Bardzo długą podróż po zwycięstwo odbyli w ostatniej kolejce siatkarze z Bełchatowa. PGE Skra triumfowała w dwóch pierwszych odsłonach, jednak dziesięciominutowa przerwa podziałała na niekorzyść przyjezdnych. Indykpol AZS wybudził się z marazmu i wygrywając dwie kolejne partie, doprowadził do tie-breaka.
- Postawili dosyć ciężkie warunki w tych dwóch setach w których wygrali. Wzmocnili zagrywkę, nam troszeczkę wpadło takich głupich błędów i przegraliśmy te dwie partie, ale cieszę się oczywiście ze zwycięstwa, bo te dwa punkty są dla nas bardzo cenne. Wszyscy wiemy jak jest ciasno w tabeli, więc każde punkty są ważne - stwierdził Mariusz Wlazły.
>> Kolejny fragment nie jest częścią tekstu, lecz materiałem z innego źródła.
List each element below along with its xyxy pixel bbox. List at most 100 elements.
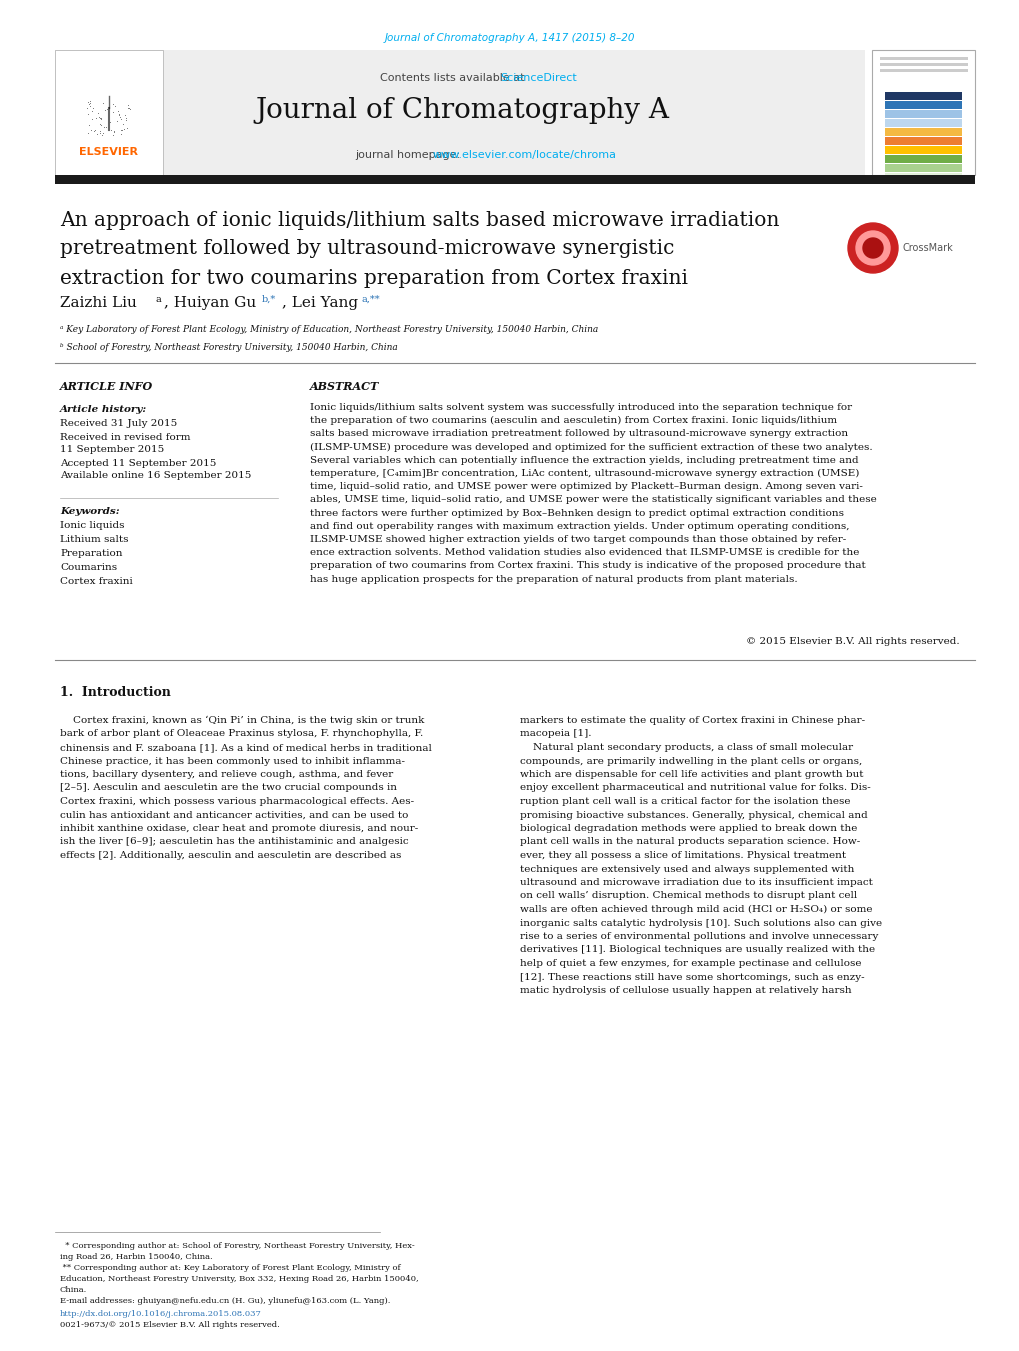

Bełchatowianie zajmują trzecią lokatę w tabeli PlusLigi, zaś porażka olsztynian oddaliła Indykpol AZS od czołowej "czwórki". - Zespół z Olsztyna niejednokrotnie udowodnił, że jest bardzo dobrą drużyną w tym sezonie. Urywa punkty, bądź wygrywa z silnymi zespołami i zasłużenie są na tym miejscu w lidze, na którym są. Mam nadzieję, że my do końca będziemy w stanie wszystko wygrać i pozostaniemy w tej pierwszej czwórce - podkreślił siatkarz.
Do końca rundy zasadniczej pozostały jeszcze trzy kolejki. PGE Skra zmierzy się w ostatnich potyczkach z AZS-em Częstochowa, BBTS-em Bielsko-Biała i Effectorem Kielce.